SWEET! Wonder how this state would evolve to the present?
Hard to say without looking at some two hundred years of butterflies.
The big issues in the immediate period are going to be a) Argentine support for other Latin American independence movements, b) the French Revolution making Spain focus on Europe, and c) the sociopolitical effects of having three versions of revolutionary nationalist republicanism coming into existence at the same time, in the US, Argentina, and France.*
Towards
A), because of the multicultural/multi-ethnic makeup of this Argentina, you're likely going to see not only support for independence, or at least revolutionary, movements in the Spanish New World colonies, but also in Brazil, and possibly even across the Atlantic in Kongo-Angola; which would certainly be highly interesting, in the Chinese sense. Chile at least is going to be lost, and Upper Peru will likely either join the United Provinces, assuming it remains a stable polity, or become an allied sister republic. What IOTL constituents Paraguay and the South and Southeast regions of Brazil are likely also going to see revolutionary activity, which in the latter's case due to size and population concentrations might either split Brazil between a royalist north and republican south, or take the whole region away into independence. The rest of South America outside of the La Plata basin will be out of the revolutionary/republican Argentinians reach, at least for now. Coastal regions of Guinea and the Caribbean might see activity though, especially if the Argentinians, who remember have already freed and given citizenship to their blacks, support the Haitians - that alone could have serious repercussions, especially if the Haitians are more successful, and more moderate.
Towards
B), even without an ATL Napoleon Spain could still be screwed.
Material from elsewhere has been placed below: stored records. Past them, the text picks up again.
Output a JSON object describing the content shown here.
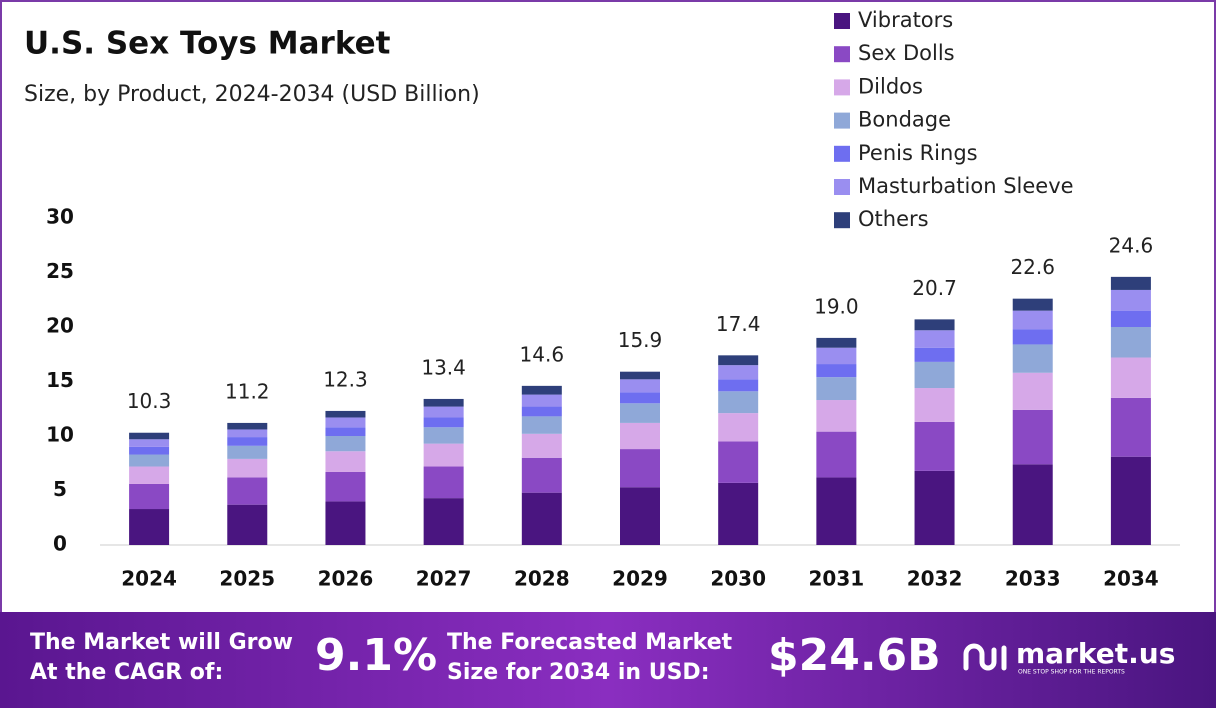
{
  "chart_data": {
    "type": "stacked_bar",
    "title": "U.S. Sex Toys Market",
    "subtitle": "Size, by Product, 2024-2034 (USD Billion)",
    "categories": [
      "2024",
      "2025",
      "2026",
      "2027",
      "2028",
      "2029",
      "2030",
      "2031",
      "2032",
      "2033",
      "2034"
    ],
    "series": [
      {
        "name": "Vibrators",
        "color": "#4a1580",
        "values": [
          3.3,
          3.7,
          4.0,
          4.3,
          4.8,
          5.3,
          5.7,
          6.2,
          6.8,
          7.4,
          8.1
        ]
      },
      {
        "name": "Sex Dolls",
        "color": "#8a49c4",
        "values": [
          2.3,
          2.5,
          2.7,
          2.9,
          3.2,
          3.5,
          3.8,
          4.2,
          4.5,
          5.0,
          5.4
        ]
      },
      {
        "name": "Dildos",
        "color": "#d6a8e8",
        "values": [
          1.6,
          1.7,
          1.9,
          2.1,
          2.2,
          2.4,
          2.6,
          2.9,
          3.1,
          3.4,
          3.7
        ]
      },
      {
        "name": "Bondage",
        "color": "#8fa8d8",
        "values": [
          1.1,
          1.2,
          1.4,
          1.5,
          1.6,
          1.8,
          2.0,
          2.1,
          2.4,
          2.6,
          2.8
        ]
      },
      {
        "name": "Penis Rings",
        "color": "#6e6ef0",
        "values": [
          0.7,
          0.8,
          0.8,
          0.9,
          0.9,
          1.0,
          1.1,
          1.2,
          1.3,
          1.4,
          1.5
        ]
      },
      {
        "name": "Masturbation Sleeve",
        "color": "#9a8ef0",
        "values": [
          0.7,
          0.7,
          0.9,
          1.0,
          1.1,
          1.2,
          1.3,
          1.5,
          1.6,
          1.7,
          1.9
        ]
      },
      {
        "name": "Others",
        "color": "#2e3f7a",
        "values": [
          0.6,
          0.6,
          0.6,
          0.7,
          0.8,
          0.7,
          0.9,
          0.9,
          1.0,
          1.1,
          1.2
        ]
      }
    ],
    "totals": [
      10.3,
      11.2,
      12.3,
      13.4,
      14.6,
      15.9,
      17.4,
      19.0,
      20.7,
      22.6,
      24.6
    ],
    "total_labels": [
      "10.3",
      "11.2",
      "12.3",
      "13.4",
      "14.6",
      "15.9",
      "17.4",
      "19.0",
      "20.7",
      "22.6",
      "24.6"
    ],
    "ylim": [
      0,
      30
    ],
    "yticks": [
      0,
      5,
      10,
      15,
      20,
      25,
      30
    ],
    "grid": false,
    "legend": "top-right"
  },
  "footer": {
    "cagr_label": [
      "The Market will Grow",
      "At the CAGR of:"
    ],
    "cagr": "9.1%",
    "forecast_label": [
      "The Forecasted Market",
      "Size for 2034 in USD:"
    ],
    "forecast": "$24.6B",
    "brand": "market.us",
    "tagline": "ONE STOP SHOP FOR THE REPORTS"
  }
}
iirc the French did invade Spain repeatedly during the revolutionary period, and again,
iirc, there were calls from many corners in Paris for France to either annex Catalonia or make it one of France's satelite republics. One of this is going to happen ITTL with Spain already looking weaker after Argentina goes republican and starts to encourage revolutionary activity in the other American colonies. If so than Spain won't be able to provide any troops or material to the Hapsburg holdings in Italy, and that means that even with British support all of Naples as opposed to just everything north of Calabria falls to revolutionary armies. That's going to have some very large implications for Italian nationalism and the outcome of the war. This also means that only Sardinia and Sicily remain outside of revolutionary republican control, and even then both of them are going to be the sight of some very intense battles between French & Italian revolutionaries both on the islands and trying to cross over from the mainland and the British & Spanish.
Finally, in regards to
C), both the US and France experimented with several different governmental forms, the French more so than the US, who largely retained the idea of a parliamentary republic. IOTL the Argentinians first used a
Junta, which then meant a federation of municipal administrators, generally elected by the local populace, with a Supreme Junta united in the capitol. These Juntas served as a collective executive, legislative, and judiciary all in one body, and employed a directorial system with several people jointly serving. If the retain this system instead of quickly changing to first a triumvirate, and then finally a presidential republic as in IOTL, this will have massive consequences. Obviously such a system is completely alien to note only the absolutism of the Spanish monarchy or the parliamentarian constitutionalism of the British, but also stands quite at odds with American style presidential republics, or the French directory, which still had a separation of powers, let alone the French consulate (which might never exist ITTL). Its open to debate whether or not such a, quote-unquote, "totalitarian," federalist, governmental structure could prove to be efficient or stable, or whether or not it would survive long, but its mere existence as a form of government as opposed to an organizational tool of a revolutionary movement would have quite an impact on republican political thought, which is going to have a serious impact on how the rest of the Atlantic and Latin American Revolutions play out.
EDIT: In regards to
C), this might make the US Anglophobic if the (Democratic-)Republicans have another, major, republican state to point to besides France to counter the Federalists calls for close ties to the empire. That would have huge consequences for Britain, and for North America in general.
* Actually, eight even IOTL if you count the Haitians, Swiss, Dutch, Irish, Corsicans, and Poles - but most people usually don't, for various reasons.